Why Next Generation Sequencing Data Is High-Dimensional ( Or Ultra High Dimensional) ??
3
1
Entering edit mode
8.7 years ago
lavya3 ▴ 40

Hi all,

I m Lavya. I m working on dimensionality reduction techniques.

I have previously worked on computer vision problems and but willing to explore with bioinformatics data. In vision number of dimensions can stretch upto 1million because a typicall 1024X1024 can be reshaped to one 10^6 vector and each image can be represented by a single point in the space having 10^6 dimensions.

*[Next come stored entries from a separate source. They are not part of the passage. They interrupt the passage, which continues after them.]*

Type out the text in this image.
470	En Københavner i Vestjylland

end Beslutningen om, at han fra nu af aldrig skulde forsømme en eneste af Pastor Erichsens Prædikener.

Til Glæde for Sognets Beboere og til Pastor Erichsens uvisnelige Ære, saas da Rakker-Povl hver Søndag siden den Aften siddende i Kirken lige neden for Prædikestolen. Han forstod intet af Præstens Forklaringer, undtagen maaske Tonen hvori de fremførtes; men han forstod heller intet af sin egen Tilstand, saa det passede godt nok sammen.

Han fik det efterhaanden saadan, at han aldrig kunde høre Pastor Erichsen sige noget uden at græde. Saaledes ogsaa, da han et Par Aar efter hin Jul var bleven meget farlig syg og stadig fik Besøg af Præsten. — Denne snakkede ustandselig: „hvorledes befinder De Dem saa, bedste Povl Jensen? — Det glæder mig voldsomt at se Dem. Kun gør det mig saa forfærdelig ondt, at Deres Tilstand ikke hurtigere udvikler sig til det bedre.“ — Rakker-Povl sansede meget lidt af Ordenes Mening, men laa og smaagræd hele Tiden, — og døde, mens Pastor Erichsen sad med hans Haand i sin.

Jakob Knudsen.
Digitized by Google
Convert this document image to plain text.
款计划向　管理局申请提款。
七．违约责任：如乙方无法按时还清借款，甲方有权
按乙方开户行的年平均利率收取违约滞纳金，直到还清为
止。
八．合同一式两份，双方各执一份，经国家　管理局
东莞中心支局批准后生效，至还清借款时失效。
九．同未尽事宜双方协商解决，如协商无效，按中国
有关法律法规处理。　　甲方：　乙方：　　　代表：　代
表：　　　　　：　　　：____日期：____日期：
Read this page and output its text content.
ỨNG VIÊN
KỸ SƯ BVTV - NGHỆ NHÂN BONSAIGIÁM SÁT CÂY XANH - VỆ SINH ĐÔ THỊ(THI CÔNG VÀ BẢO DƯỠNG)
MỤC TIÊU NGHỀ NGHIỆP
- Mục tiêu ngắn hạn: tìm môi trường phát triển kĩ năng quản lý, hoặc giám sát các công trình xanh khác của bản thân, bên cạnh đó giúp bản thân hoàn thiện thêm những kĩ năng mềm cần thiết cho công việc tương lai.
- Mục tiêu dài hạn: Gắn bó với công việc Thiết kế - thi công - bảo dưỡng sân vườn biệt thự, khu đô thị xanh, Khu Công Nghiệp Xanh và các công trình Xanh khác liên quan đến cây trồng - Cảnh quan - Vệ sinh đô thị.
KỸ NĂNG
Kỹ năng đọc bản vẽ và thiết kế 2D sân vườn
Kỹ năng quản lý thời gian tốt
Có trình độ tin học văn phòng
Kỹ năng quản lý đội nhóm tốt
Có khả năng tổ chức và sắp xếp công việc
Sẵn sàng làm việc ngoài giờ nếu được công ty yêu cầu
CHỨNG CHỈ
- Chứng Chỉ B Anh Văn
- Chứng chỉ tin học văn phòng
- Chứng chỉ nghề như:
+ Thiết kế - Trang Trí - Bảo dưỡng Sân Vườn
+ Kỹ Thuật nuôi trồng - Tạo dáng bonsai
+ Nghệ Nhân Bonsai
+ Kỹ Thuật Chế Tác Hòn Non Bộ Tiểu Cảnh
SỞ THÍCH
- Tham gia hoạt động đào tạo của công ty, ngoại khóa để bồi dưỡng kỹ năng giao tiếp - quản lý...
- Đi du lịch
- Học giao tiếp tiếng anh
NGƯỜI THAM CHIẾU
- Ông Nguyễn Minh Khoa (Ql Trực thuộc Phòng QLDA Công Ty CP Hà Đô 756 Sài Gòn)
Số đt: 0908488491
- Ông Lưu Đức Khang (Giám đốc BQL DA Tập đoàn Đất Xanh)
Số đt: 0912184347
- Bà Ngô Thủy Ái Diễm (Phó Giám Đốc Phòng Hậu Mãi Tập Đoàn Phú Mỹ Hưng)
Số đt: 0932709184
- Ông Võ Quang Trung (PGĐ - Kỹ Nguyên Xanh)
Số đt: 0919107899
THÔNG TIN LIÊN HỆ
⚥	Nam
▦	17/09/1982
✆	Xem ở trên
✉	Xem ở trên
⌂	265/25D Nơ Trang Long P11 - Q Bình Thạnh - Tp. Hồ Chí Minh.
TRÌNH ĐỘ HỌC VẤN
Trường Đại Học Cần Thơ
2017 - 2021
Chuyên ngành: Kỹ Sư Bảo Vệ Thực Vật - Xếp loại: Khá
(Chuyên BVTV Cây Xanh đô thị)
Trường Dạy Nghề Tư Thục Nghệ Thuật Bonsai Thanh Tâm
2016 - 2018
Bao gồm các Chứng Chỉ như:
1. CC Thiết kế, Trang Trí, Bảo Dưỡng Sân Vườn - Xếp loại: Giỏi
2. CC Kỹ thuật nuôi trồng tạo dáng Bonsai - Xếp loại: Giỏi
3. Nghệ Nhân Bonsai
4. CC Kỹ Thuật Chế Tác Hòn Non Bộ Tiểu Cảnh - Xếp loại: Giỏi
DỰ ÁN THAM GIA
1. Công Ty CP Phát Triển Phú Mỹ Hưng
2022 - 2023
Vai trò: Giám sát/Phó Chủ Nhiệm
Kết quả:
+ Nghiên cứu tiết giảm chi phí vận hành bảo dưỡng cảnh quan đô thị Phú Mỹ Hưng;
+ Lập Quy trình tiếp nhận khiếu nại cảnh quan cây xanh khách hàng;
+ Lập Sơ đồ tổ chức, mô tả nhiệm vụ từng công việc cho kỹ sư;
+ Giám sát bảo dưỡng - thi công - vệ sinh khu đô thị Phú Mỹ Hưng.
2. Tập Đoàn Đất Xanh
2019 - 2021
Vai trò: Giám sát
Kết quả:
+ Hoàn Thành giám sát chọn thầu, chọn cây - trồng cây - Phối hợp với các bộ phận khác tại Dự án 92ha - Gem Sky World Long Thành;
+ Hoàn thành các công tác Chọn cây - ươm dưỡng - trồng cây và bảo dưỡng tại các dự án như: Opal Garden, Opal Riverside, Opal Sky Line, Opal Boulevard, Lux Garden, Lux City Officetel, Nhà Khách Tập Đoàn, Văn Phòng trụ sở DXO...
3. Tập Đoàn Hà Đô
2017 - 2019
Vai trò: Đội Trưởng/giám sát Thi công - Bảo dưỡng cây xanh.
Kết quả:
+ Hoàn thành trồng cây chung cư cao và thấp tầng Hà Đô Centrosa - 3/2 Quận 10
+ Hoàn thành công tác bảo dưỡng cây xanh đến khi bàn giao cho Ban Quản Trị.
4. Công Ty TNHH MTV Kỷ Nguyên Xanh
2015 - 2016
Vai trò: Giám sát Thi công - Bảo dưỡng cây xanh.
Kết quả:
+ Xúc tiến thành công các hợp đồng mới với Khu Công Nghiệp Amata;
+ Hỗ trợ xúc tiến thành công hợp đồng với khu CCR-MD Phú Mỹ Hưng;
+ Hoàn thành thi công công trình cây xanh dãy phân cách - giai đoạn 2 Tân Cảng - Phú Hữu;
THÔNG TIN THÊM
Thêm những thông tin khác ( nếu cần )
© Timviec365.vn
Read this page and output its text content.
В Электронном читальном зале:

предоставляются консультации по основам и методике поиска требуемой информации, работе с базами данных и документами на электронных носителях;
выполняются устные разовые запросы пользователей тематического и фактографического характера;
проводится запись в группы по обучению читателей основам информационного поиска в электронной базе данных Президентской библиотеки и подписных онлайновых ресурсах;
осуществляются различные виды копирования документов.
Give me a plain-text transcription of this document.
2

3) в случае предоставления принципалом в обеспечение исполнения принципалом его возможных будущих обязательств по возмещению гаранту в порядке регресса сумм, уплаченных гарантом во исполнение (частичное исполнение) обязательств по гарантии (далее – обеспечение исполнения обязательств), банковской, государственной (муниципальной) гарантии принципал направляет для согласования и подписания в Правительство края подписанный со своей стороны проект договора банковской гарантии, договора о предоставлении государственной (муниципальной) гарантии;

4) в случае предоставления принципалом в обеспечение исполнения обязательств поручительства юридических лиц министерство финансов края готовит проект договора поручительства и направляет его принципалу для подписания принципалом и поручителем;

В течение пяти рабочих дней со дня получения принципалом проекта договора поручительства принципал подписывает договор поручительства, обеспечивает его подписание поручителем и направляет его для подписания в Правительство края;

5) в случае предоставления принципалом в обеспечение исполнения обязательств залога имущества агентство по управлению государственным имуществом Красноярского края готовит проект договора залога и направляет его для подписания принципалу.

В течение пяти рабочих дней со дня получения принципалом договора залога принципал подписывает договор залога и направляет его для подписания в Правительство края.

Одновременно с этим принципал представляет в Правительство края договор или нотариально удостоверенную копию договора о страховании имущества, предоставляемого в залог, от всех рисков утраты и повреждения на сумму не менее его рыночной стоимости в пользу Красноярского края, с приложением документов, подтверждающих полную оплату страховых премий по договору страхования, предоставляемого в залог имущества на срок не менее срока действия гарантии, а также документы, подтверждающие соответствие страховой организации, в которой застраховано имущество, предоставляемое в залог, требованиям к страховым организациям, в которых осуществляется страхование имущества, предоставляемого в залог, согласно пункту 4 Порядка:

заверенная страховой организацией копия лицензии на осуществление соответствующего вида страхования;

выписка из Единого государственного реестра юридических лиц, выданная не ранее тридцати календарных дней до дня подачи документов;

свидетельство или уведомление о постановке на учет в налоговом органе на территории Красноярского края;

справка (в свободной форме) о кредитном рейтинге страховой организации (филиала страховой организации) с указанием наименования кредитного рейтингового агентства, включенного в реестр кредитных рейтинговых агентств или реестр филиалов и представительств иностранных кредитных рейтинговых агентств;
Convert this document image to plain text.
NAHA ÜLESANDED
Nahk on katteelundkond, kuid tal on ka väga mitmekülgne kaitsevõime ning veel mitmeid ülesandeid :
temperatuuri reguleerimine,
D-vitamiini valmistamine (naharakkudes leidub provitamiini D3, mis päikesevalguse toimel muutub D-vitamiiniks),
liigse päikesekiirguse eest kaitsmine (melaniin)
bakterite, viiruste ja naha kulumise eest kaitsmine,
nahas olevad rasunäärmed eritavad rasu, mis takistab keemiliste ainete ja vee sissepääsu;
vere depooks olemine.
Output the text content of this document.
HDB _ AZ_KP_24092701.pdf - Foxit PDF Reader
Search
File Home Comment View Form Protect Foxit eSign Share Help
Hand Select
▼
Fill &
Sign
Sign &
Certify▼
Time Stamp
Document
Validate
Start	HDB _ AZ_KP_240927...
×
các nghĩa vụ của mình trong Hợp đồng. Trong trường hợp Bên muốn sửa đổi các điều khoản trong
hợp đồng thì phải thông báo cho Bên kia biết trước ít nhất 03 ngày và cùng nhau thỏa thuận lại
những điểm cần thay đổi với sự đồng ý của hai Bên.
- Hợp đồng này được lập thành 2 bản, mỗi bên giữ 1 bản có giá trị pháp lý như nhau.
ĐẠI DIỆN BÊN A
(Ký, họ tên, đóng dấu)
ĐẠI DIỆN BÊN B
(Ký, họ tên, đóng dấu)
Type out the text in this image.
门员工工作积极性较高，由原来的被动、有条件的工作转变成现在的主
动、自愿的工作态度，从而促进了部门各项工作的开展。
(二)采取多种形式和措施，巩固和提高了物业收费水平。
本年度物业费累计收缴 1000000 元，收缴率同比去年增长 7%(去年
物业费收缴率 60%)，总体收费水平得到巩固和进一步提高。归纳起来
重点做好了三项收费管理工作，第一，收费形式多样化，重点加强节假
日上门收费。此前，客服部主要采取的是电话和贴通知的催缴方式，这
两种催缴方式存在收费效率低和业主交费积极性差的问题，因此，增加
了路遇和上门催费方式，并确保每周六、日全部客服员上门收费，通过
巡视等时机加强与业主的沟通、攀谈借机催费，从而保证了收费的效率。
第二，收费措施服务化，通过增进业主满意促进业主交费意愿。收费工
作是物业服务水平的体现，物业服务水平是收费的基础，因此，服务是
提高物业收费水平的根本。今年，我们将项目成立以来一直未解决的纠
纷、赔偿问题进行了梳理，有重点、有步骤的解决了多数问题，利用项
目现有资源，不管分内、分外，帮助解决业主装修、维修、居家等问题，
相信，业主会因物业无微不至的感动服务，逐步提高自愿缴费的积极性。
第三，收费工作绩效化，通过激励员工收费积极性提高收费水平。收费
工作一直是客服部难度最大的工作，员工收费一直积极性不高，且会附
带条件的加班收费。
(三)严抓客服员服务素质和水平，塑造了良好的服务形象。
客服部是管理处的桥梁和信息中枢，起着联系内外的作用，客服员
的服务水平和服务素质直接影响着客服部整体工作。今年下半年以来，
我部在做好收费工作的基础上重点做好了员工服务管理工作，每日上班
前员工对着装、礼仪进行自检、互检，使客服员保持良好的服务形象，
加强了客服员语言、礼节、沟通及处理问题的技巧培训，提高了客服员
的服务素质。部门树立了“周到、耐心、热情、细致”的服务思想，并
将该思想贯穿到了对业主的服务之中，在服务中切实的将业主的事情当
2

I cannot correlated the same analogy with NGS data.

1. Why do we have high dimensionality ? It would help me understand if you can give mathematical illustration like I mentioned for computer vision. For simplicity lets assume that Number of short reads are 50 million.

2: How each read can be represented in a vector space that is high dimensional ?

next-gen ngs • 3.5k views
1
Entering edit mode
8.7 years ago

The number of reads don't have anything to do with the dimensionality of the data. The reads only represent the measurements which have been made. In order to analyze quantitative sequencing data (be it from DNA like ChIP-Seq, MethylCap-Seq, etc or RNA-Seq), you need to first define the variables which you have measured. For RNA-Seq this is relatively simple, as the transcriptome of the organism (i.e. all know sequences of the genome which are transcribed to RNA) can be well defined. Therefore each transcript can represent a variable. For the human transcriptome there are about 32,000 "curated" transcripts in the RefSeq database. If your 50 million reads are coming from an RNA-Seq experiment, you would have to first determine from which transcript each and every one of these reads originates, and only then you will be able to estimate your expression levels.

For quantitative DNA-Seq methods this problem is slightly more complex, as the human genome in total is perhaps 40x the size of the transcriptome (exons/introns/ncRNAs/etc) and there is no strict way to organize it into discrete regions/variables. One approach is e.g. to arbitrarily organize the genome into windows of a given size (say 500bp) and use a sliding window (of say 250bp steps) and count the occurrence of aligned qDNA-Seq reads in the given window. Using settings like this, you would end up with more than 12 million variables for the human genome...

1
Entering edit mode
8.7 years ago

You are correct. Statements about dimensionality make sense in the context of vector spaces where dimensionality can be defined as the max. number of linear independent vectors. Therefore, to make any statement about the dimensionality of a set of strings, which sequencing data ultimately are (NGS or not), they need to be transformed into a vector space, possibly like in this paper. If understood that correctly, they select N prototypes and map each string to the vector space by computing the edit distance to each prototype yielding a real vector of N elements.

Formally, if we denote a set of strings (over an alphabet A) by X ⊆ A∗ and a set of prototypes by P = {p 1,...,pn}⊆X, the transformation t P n : X → R n is deﬁned as a (not necessarily injective) function, where t P n (x) = (d(x, p1),...,d(x, pn)) and d(x, pi )is the edit distance between the strings x and pi . Obviously, the dimension of the vector space equals the number of prototypes.

I am not sure, but there seems to be no rigid proof, that the result really is a vector space (I doubt that this holds for arbitrary prototypes). However, if we assume that this is correct, then we could say, we need a large number of prototypes to fully represent sequencing data. However, if we take this position, then we can conclude that dimensionality of NGS data should be less or equal to that of any possible substring of the genome (possibly of a certain length) (edit: is this true by the way??), because all NGS reads are indeed substrings of the genome (+ some errors). That again would indicate that there is nothing special about the dimensionality of NGS data if one only wishes to be able to represent every possible outcome, but that whoever made this statement want to point out that the data is simple "large" or "of high-volume" ignoring its meaning in the context of linear algebra.

Another concept to consider in the context of machine learning techniques on strings are the string kernels which also have some applications in bioinformatics (e.g. Leslie et al.).

0
Entering edit mode
8.7 years ago

High dimensional data in NGS is usually associated with RNA-seq data where multiple samples are sequenced. You can consider each sample as a dimension or each gene as a dimension. Considering each gene as a dimension will probably produce tens of thousands of dimensions.

So an analogy to image processing: An image where each pixel is a dimension and rbga values are the data vs an experiment where each sample is a dimension and a vector list of expression values for each gene are the data vs an experiment where each gene is a dimension and vector list of expression value from each sample for the specific gene are the data.

1
Entering edit mode

I don't think that your answer is quite correct. In principle, every variable is a dimension - in your RNA-Seq example, e.g. every identified transcript represents a variable with the associated read count being its value.

2
Entering edit mode

You are right. I've gotten it opposite way around actually. I've fixed my post.